Friday, November 14, 2008

The Bridge to Nowhere

Go to any major museum in the world with a decent Impressionist collection and you’ll see at least one of Claude Monet’s signature series subjects, whether it be Haystacks, Rouen Cathedral, Poplars, the Houses of Parliament, Mornings on the Seine, or the Water Lilies. Born November 14, 1840, Monet loved to muse over the same subject endlessly, painting it in all types of weather and light. When he built his home in Giverny, Monet set up a beautiful garden in that he could paint to his heart’s content. One of the more exotic features of Monet’s garden remains the Japanese Bridge that appears in such works as Bridge over a Pond of Water Lilies (above, from 1899). Unlike the “Bridge to Nowhere” made infamous by the recent American election, Monet’s “bridge to nowhere” actually led to a world of improvisation and experimentation. The Giverny garden served as a laboratory for Monet in which he could mix and match natural elements completely under his control to get at the effects locked away in his imagination and longing to be freed.

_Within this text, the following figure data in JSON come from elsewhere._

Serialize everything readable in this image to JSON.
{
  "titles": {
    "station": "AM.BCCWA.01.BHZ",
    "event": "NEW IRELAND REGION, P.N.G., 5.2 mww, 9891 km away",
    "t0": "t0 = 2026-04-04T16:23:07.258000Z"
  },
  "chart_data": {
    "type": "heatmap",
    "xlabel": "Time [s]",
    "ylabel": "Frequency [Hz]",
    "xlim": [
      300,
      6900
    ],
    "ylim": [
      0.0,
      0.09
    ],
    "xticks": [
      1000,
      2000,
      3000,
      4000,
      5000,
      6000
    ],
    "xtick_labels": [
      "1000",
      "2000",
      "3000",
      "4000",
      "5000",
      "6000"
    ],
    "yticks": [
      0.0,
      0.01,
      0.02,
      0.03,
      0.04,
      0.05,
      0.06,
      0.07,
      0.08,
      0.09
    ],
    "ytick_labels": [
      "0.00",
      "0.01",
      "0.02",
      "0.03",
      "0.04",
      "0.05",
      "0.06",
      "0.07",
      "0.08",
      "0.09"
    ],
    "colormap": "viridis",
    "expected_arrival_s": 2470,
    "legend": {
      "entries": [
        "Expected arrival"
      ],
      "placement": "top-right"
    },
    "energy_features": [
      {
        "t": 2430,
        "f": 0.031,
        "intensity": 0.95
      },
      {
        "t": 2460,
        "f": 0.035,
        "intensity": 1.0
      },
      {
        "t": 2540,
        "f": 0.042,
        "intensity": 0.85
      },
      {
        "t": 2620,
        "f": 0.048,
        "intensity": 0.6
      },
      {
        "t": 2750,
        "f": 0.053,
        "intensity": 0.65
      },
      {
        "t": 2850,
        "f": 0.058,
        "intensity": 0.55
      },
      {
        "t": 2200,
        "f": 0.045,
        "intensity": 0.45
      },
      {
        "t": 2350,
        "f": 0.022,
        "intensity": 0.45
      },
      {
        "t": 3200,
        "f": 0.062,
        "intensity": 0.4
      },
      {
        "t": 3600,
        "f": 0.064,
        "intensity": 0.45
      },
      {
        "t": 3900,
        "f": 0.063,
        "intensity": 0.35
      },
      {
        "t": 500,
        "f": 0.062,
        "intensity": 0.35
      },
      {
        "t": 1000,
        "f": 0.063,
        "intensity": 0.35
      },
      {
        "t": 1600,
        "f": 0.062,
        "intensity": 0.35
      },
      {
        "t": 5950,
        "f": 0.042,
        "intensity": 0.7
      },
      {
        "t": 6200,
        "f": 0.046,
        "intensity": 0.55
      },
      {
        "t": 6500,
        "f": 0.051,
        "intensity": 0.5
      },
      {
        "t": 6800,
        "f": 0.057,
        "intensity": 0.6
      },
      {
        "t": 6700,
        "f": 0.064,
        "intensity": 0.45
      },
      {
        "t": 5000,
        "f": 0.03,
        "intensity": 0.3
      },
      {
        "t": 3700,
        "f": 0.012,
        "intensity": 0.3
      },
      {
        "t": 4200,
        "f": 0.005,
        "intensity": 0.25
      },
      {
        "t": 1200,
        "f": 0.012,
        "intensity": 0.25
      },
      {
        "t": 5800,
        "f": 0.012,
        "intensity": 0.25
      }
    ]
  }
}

Over time, Monet’s improvisations got wilder and wilder. The Japanese Bridge (above, from 1918-1924), painted nearly a quarter century after the Bridge over a Pond of Water Lilies of 1899 and completed just two years before Monet’s death, barely acknowledges the physical fact of a bridge arching over a lily-strewn pond. At this point, the actual bridge was superfluous for Monet. Monet’s cataracts may have contributed to the increasing unreality of his work, but the general direction of Monet’s painting was away from realism and more towards the borders of abstraction. Some argue that the choice of bright, almost acidic color also indicates the effect of Monet’s vision problems as he strained to see what he was painting and, like an elderly person turning up the volume on a television to hear better, pumped up the “volume” of his color to compensate for his declining eyesight. Medical issues aside, Monet demonstrates a greater degree of freedom in his later years. To look at one of these later works closely, you could easily imagine Chaim Soutine or any other impasto master of modern art painting in the same way.

For the last decades of his life, Monet became a victim of his own celebrity. Étienne Clémentel’s photo of Claude Monet in his garden (above, from 1917) shows the master at a rare moment of peace from well wishers and other artists looking to learn the secrets of the man whose painting, Impression, Sunrise, gave the name to an entire movement. American artists such as Theodore Robinson sought out Monet aggressively. Robinson and Monet actually became close friends, but many other, less-talented artists simply drained Monet’s energy. Today, artists and art lovers make pilgrimages to Monet’s garden at Giverny, still maintained the way Monet left it after his death over eighty years ago. For a movement based on freedom and openness, it is ironic that Monet’s controlled environment remains as the central cathedral of Impressionism, the one place unquestionably linked with Monet. The Japanese Bridge still leads physically to nowhere, but Monet’s paintings of it lead back to the workings of an obsessively creative, infinitely innovative imagination.